Under its Professional Education Lecture (PEL) Series, the National Maritime Foundation hosted a presentation by Commodore Mohit Goel, NM, on “India and Chinese Shipbuilding: Trends, Challenges, and Strategic Implications.”
The lecture examined shipbuilding not merely as an industrial enterprise, but as a critical instrument of maritime statecraft. Beyond fleet expansion, shipbuilding enables enduring strategic relationships through platform transfers, refit and maintenance ecosystems, training pipelines, and lifecycle support frameworks that bind partner states over decades.
Comparing Indian and Chinese maritime-industrial systems, the presentation assessed how production scale, state-backed financing, industrial integration, and logistical outreach translate into influence across the Indian Ocean Region. Particular attention was paid to the ways in which infrastructure capacity and delivery timelines shape strategic credibility.
The discussion also highlighted areas where India’s cooperation-first and capacity-building model offers strategic opportunity.
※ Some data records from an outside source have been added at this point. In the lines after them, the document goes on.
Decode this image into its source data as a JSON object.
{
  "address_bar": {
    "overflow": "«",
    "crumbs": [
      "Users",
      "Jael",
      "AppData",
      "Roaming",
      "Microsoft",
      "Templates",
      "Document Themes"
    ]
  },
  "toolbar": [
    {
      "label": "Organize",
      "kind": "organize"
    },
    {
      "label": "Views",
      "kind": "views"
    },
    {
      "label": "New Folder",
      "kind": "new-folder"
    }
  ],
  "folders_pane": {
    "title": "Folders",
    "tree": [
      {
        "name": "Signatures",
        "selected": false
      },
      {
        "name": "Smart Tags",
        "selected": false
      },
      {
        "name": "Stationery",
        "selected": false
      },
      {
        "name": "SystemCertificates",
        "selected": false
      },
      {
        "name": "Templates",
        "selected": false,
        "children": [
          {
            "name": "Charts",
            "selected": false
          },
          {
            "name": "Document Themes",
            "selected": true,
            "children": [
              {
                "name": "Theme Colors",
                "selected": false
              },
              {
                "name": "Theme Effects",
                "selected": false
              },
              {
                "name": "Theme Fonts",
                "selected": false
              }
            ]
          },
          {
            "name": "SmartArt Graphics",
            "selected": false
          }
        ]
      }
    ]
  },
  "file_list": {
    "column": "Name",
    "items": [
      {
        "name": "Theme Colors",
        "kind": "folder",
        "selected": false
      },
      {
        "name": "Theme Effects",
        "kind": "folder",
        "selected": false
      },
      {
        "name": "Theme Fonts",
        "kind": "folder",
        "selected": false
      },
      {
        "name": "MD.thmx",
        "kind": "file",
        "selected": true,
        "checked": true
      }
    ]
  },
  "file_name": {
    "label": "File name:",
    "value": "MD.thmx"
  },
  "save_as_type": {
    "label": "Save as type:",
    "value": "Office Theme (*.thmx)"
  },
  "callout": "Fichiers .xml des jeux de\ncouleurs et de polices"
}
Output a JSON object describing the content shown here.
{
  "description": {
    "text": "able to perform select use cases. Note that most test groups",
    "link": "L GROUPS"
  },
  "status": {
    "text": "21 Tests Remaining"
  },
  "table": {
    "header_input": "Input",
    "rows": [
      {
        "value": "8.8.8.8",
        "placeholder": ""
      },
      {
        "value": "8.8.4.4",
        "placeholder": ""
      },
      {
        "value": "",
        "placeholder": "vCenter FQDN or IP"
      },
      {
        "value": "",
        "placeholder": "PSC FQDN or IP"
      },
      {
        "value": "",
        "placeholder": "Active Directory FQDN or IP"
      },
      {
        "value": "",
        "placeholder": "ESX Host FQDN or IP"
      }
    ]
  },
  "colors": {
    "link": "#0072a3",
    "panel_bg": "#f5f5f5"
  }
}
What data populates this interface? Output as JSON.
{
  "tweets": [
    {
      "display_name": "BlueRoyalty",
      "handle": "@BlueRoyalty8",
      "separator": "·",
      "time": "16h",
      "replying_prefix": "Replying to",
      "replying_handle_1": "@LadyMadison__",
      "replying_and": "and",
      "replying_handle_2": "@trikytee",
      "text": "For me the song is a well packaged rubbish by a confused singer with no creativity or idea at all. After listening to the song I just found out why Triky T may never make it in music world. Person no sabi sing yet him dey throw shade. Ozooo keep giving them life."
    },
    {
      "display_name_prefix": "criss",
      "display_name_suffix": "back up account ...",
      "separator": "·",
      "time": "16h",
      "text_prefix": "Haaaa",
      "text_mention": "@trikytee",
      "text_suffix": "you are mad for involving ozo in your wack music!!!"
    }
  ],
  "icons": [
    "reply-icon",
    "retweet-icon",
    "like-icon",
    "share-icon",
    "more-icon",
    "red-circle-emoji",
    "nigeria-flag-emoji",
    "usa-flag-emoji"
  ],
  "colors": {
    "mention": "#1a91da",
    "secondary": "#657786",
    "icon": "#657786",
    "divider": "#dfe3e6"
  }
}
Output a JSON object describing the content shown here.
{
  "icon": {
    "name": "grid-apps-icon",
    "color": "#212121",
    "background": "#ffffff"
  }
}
By emphasising transparent partnerships, skill development, and sustainable maritime capability enhancement, India can strengthen regional trust while reinforcing its role as a preferred security partner in the Indian Ocean.
The lecture reinforced the broader understanding that shipyards are not simply industrial facilities—they are long-term instruments of national power with far-reaching geopolitical implications.